Mais pour les exploitants des palmiers dattiers, le traçage frontalier n’est pas le même que celui convenu entre le Maroc et l’Algérie. D’après le bulletin officiel algérien n°48 du vendredi 15 juin 1973, consulté par Yabiladi, la Convention relative au traçage de la frontière d'Etat établie entre le Maroc et l’Algérie évoque une frontière «le long de la ligne de crêtes en passant par les points côtés 1544, 1026 (djbel Melias)». Elle passe ensuite «sur la ligne de crêtes des hauteurs séparant les Oasis de Beni Ounif et de Figuig, puis contourne les zones dunaires à l’est de cette localité en suivant l’oued sans nom, jusqu’à sa rencontre avec l’oued Halouf».

Ce dernier «est suivi vers le nord, jusqu’à Beni Smir». Le texte enchaîne qu’«à partir de Ras Beni Smir, la frontière suit la ligne de crêtes de djebel Abiène, en passant par les côtes 1769, 1735, 1704, contournant Ich à l’est, elle se dirige, en ligne droite vers le nord-ouest, en passant à 800 mètres à l’est de Hassi El Mekhareg, jusqu’au point de coordonnées 04° 01’ ouest, 36° 33’ nord».

Une convention entre Hassan II et Boumediène définit un tracé

Cet accord scellé entre Hassan II et Houari Boumediène en 1972, ne sera publié au Bulletin officiel du Maroc, le 1er juillet 1992 dans les mêmes termes. Pour des acteurs associatifs originaires de la région, contactés par Yabiladi, ce texte laisse entendre que «l’oued sans nom serait Zousfana ainsi que l’oued qui le rejoint, qui est celui qui passe par El Arja». Cela indique selon eux que «tout ce qui est de l’autre côté est algérien» et qu’«il est officiellement convenu que la moitié des terres historiques de Figuig sont en Algérie».

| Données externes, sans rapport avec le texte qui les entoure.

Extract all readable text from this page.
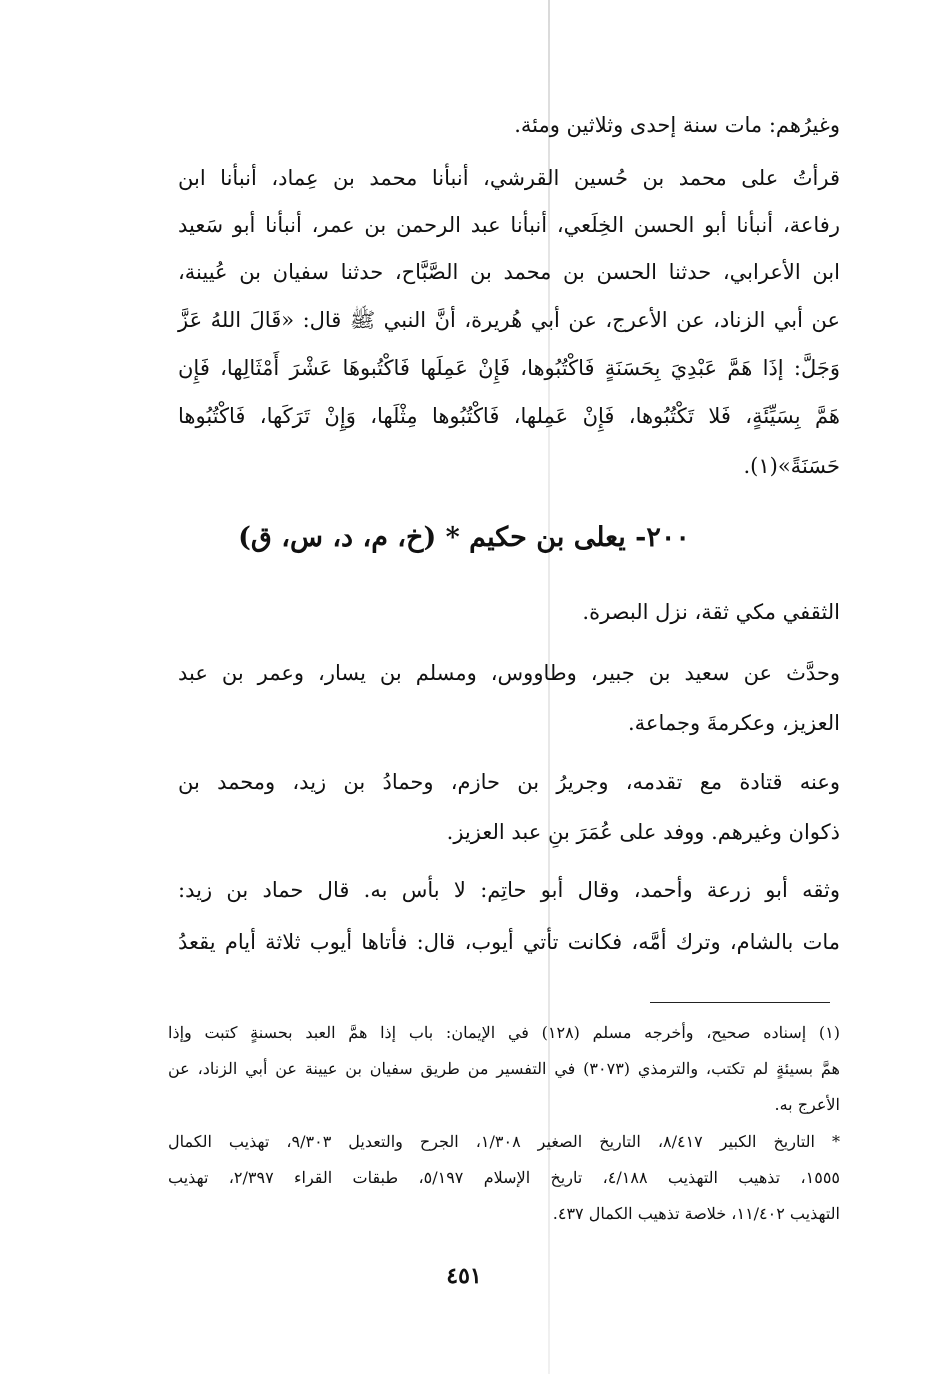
وغيرُهم: مات سنة إحدى وثلاثين ومئة.
قرأتُ على محمد بن حُسين القرشي، أنبأنا محمد بن عِماد، أنبأنا ابن
رفاعة، أنبأنا أبو الحسن الخِلَعي، أنبأنا عبد الرحمن بن عمر، أنبأنا أبو سَعيد
ابن الأعرابي، حدثنا الحسن بن محمد بن الصَّبَّاح، حدثنا سفيان بن عُيينة،
عن أبي الزناد، عن الأعرج، عن أبي هُريرة، أنَّ النبي ﷺ قال: «قَالَ اللهُ عَزَّ
وَجَلَّ: إذَا هَمَّ عَبْدِيَ بِحَسَنَةٍ فَاكْتُبُوها، فَإِنْ عَمِلَها فَاكْتُبوهَا عَشْرَ أَمْثَالِها، فَإِن
هَمَّ بِسَيِّئَةٍ، فَلا تَكْتُبُوها، فَإِنْ عَمِلها، فَاكْتُبُوها مِثْلَها، وَإِنْ تَرَكَها، فَاكْتُبُوها
حَسَنَةً»(١).
٢٠٠- يعلى بن حكيم * (خ، م، د، س، ق)
الثقفي مكي ثقة، نزل البصرة.
وحدَّث عن سعيد بن جبير، وطاووس، ومسلم بن يسار، وعمر بن عبد
العزيز، وعكرمةَ وجماعة.
وعنه قتادة مع تقدمه، وجريرُ بن حازم، وحمادُ بن زيد، ومحمد بن
ذكوان وغيرهم. ووفد على عُمَرَ بنِ عبد العزيز.
وثقه أبو زرعة وأحمد، وقال أبو حاتِم: لا بأس به. قال حماد بن زيد:
مات بالشام، وترك أمَّه، فكانت تأتي أيوب، قال: فأتاها أيوب ثلاثة أيام يقعدُ
(١) إسناده صحيح، وأخرجه مسلم (١٢٨) في الإيمان: باب إذا همَّ العبد بحسنةٍ كتبت وإذا
همَّ بسيئةٍ لم تكتب، والترمذي (٣٠٧٣) في التفسير من طريق سفيان بن عيينة عن أبي الزناد، عن
الأعرج به.
* التاريخ الكبير ٨/٤١٧، التاريخ الصغير ١/٣٠٨، الجرح والتعديل ٩/٣٠٣، تهذيب الكمال
١٥٥٥، تذهيب التهذيب ٤/١٨٨، تاريخ الإسلام ٥/١٩٧، طبقات القراء ٢/٣٩٧، تهذيب
التهذيب ١١/٤٠٢، خلاصة تذهيب الكمال ٤٣٧.
٤٥١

Mais les exploitants des palmiers dattiers ont une autres interprétation de cette convention. Ils estiment que l’oued traversant El Arja est bien connu pour être éponyme, «l’oued sans nom» étant ainsi celui qui passe de l’autre côté des crêtes, qu’ils considèrent bien comme étant algériennes, contrairement à leurs terres situées au nord-est de Figuig.

Acteur associatif local, Mohamed Ammari explique à Yabiladi que «le tracé est bien défini dans la convention entre les deux pays, mais la grande question reste que les locaux considèrent «l’oued sans nom» qui délimite l’espace comme étant celui de l’autre côté des hauteur et non pas l’oued El Arja qui traverse les palmeraies».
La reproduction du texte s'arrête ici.